Graham (shadesogrey) wrote in mysql,
Graham
shadesogrey
mysql

Efficient full-text searchs on large sets of data

A database application I've written uses a table with around 600,000 rows. Each row has a text field 500-5000 characters long. I periodically need to find all the rows containing a particular phone number, name, or address, ie.'123-4567', 'john smith', '1950 Main St N'

I'm doing this using
SELECT * FROM `tb_archive` WHERE `text` LIKE '%john smith%' ORDER BY `date` DESC

The problem is that it is too slow. Most searches take 30-60 seconds. If multiple searches are done the server response begins to slow to a crawl for other users.

I've looked at mysql built in full-text indexing - but I'm not sure if it can work since I only need exact matches, don't care about relavence, and often search for numbers and short words.

Any suggestions as to how I can do this more efficiently?
  • Post a new comment

    Error

    default userpic
  • 3 comments
I'm no MySQL optimization expert, but it almost sounds like you need a complete restructuring. Breaking out the phone, name, address, etc to their own fields, and searching for that specific one.

At that point, you can 'SELECT `date`, `name` FROM `tb_archive` WHERE `name` LIKE '%john smith%' ORDER BY `date` DESC"
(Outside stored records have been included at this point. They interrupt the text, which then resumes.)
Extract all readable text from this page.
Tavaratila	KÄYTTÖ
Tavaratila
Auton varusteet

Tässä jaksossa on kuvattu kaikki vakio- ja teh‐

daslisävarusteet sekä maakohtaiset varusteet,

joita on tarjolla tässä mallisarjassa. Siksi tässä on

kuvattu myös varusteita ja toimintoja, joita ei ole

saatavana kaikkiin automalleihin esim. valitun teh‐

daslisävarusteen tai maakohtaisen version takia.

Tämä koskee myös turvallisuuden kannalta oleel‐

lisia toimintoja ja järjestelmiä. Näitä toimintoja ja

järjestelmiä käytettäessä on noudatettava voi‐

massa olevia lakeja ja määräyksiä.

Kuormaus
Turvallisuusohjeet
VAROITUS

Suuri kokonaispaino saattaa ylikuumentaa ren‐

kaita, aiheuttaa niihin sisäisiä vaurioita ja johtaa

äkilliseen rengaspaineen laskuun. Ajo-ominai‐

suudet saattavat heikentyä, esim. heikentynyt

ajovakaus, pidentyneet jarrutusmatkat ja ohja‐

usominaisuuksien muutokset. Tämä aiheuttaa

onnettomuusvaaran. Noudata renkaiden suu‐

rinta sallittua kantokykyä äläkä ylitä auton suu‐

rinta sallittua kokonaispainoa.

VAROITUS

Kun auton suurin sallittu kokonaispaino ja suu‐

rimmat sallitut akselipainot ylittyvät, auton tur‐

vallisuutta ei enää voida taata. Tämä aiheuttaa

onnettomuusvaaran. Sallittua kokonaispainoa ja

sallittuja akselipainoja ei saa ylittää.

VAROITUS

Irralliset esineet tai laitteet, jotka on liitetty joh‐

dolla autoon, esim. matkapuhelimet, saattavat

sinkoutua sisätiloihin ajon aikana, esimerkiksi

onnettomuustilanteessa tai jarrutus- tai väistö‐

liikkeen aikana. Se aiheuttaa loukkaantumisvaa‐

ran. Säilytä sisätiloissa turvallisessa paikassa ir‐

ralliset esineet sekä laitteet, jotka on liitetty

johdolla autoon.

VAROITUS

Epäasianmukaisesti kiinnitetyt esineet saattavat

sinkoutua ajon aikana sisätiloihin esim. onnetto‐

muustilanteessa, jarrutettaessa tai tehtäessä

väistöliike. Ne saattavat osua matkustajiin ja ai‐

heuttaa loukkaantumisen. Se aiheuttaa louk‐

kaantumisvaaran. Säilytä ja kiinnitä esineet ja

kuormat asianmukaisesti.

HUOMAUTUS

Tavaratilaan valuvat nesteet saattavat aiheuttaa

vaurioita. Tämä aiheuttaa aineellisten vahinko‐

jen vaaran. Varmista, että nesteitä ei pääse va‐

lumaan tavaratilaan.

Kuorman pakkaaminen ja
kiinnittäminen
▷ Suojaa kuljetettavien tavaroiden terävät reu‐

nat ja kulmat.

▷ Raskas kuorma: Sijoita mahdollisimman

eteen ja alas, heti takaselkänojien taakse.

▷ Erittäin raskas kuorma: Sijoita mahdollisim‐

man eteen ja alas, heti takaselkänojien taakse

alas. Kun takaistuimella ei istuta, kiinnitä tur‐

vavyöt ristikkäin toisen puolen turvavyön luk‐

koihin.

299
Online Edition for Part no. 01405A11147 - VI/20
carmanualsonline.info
Excluding the giant `text` field in the results would also speed up returns at that point.

It would take a lot of work, but it'd be worth it in the long run, IMHO.
It's slow because there's no index that can be used. Fulltext indexing can be used to get exact matches only. You can change the default of 4 characters being the minimum size of a "word" if you want.

It won't help with numbers, but it will make most of your searches faster.

Without having seen what you're trying to do, I'd say that what you REALLY want to do is have more structured data. Why are you putting people's demographic information all mushed together in a text field instead of having separate fields for name, address and phone number? You can still do efficient searches by doing a little bit of intelligent parsing and using UNION queries....

You can make the fields varchar in those cases, instead of using a text field. See http://forums.mysql.com/read.php?24,105964,105964 and an article I wrote, http://www.pythian.com/news/7129/text-vs-varchar/ for more info on the difference.

As an example, if the search consists of a number it's either a phone number or the numerical part of an address (house number). You don't need to search the "name" field for that, so you can search the fields for phone number and address only. If you are looking for a string it's either a name or part of the address, in which case you can use fulltext search.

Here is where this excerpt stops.